Bewunderung für den Trenchcoat-Träger

Und Kritik an der Sandale.

J

etzt ist nicht nur der richtige Moment für im frühlingshaften Übermut zugezogene Erkältungen, die sich ausgezeichnet zur Verwechslung mit Coronahusten eignen, sondern auch die Zeit, in der man ein Kleidungsstück fast so gut tragen kann wie im Herbst: den Trenchcoat. Wiewohl ich selbst nicht Besitzer eines solchen bin, hege ich doch große Sympathien für den legendären Kurzmantel.

 

Beige wie ein altes Telefon muss er natürlich sein und von einer stofflichen Beschaffenheit, die es erlaubt, ihn auch bei höheren Temperaturen schweißfrei ausführen zu können. Weil das macht den Trenchcoat ja gerade aus: Dass man ihn immer an hat. Stichwort: Columbo.

 

Berühmt sind seine Träger: die Inspektoren Clouseau, Columbo und Gadget zum Beispiel, Humphrey Bogart oder etwa auch der etwas undurchsichtige Mittvierziger aus dem 8er-Haus von gegenüber, den Sie jetzt wahrscheinlich nicht kennen. Aber falls doch, geben Sie mir bestimmt recht, wenn ich festhalte, dass es sich bei ihm um einen nachgerade prototypischen Träger handelt. Richtig, er ist vermutlich Geheimagent. Im Krankenstand oder so.

 

Jedenfalls: Der Trenchcoat steht nun aber ja auch durchaus im Geruch, im Perversenbedarf einen der obersten Ränge einzunehmen. Exhibitionistische Neigungen und so weiter. Wahrscheinlich sind es die Assoziationen mit mantelaufreißenden Herren fortgeschrittenen Alters, die mich bis dato vom Kauf eines Prachtexemplars abgehalten haben.

Leider fehlt mir der Mut zur modischen Avantgarde.

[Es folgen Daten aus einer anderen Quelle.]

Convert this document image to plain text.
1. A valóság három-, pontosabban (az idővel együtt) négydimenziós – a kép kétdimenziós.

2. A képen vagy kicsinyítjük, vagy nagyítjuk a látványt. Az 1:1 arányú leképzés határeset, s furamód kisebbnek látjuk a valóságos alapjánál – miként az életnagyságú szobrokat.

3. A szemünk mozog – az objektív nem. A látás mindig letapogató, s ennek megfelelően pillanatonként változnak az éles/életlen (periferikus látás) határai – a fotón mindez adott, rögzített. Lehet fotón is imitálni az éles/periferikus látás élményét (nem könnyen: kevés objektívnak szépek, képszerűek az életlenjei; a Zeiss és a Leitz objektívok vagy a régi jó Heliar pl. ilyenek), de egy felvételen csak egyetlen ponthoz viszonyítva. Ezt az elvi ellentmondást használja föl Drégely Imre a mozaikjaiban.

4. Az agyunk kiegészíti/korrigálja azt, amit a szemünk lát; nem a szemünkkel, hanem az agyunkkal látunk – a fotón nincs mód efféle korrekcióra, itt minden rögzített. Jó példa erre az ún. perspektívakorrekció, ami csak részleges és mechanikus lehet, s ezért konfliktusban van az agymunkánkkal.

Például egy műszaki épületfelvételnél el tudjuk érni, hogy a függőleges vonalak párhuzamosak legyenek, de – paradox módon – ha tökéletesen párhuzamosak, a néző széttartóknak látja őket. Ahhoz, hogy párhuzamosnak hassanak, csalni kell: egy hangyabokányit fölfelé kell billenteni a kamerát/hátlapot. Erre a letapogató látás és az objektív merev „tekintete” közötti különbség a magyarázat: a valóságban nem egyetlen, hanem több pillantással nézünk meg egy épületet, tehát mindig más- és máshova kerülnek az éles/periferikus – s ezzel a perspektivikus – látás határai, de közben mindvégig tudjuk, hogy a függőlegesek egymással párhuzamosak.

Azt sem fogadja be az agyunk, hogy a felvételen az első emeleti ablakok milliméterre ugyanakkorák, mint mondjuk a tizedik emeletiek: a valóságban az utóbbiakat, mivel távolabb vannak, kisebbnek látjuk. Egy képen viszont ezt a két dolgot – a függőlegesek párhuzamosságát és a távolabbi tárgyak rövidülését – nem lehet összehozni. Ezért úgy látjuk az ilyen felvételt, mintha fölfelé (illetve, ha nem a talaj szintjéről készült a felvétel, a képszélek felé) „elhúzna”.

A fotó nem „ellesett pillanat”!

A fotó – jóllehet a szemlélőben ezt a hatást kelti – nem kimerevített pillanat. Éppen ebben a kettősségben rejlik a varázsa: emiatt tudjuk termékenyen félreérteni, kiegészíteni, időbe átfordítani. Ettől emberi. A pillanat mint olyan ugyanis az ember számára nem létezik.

Dabei wäre man damit ja nie falsch ange­­zogen. Weil der Trenchcoat einfach ein Klassiker ist. Wie Levi’s 501, eine Nummer zu groß gekauft, Jogging high und Jack-Daniel’s-T-Shirt. Am besten genau in dieser großartigen Kombination. Leider fehlt mir der Mut zur modischen Avantgarde, wes­halb ich mich darauf beschränken muss, den Trench­coat-Träger aus der Ferne still, aber vor­behaltlos zu bewundern.

 

Wen ich textil außerdem beneide:
– Soldaten und Clowns. Weil sie nie darüber nachdenken müssen, was sie heute denn schon wieder anziehen sollen.
– Unterhemden-Träger, die das in etwa so hinbe­kommen wie Bruce Willis in „Stirb langsam“. Oder Karl Merkatz als Edmund Sackbauer.
– jeden, dem nicht ständig das Hemd aus der Hose rutscht; und jeden, bei dem es sich nicht zu einem gewaltigen Wulst aufbauscht, kaum führt man so akrobatische Aktivitäten aus wie blöd herumsitzen.

 

Wenig Begeisterung hege ich hingegen für Sandalenbesitzer. Man kann Sandalen nicht mit Würde tragen. Das konnte maximal Jesus. Nach ihm sind alle gescheitert. Gut, Franz von Assisi hat vielleicht noch halbwegs mitgehalten. Aber das war’s dann echt.

 

Apropos Würde: Würde es Ihnen etwas ausmachen, meinen kostenlosen wöchentlichen Newsletter für Modefreunde und Fashion Victims ab zwölf Jahren zu abonnieren? Macht einen irrsinnig schlanken Fuß und geht ganz einfach auf jf-park.com.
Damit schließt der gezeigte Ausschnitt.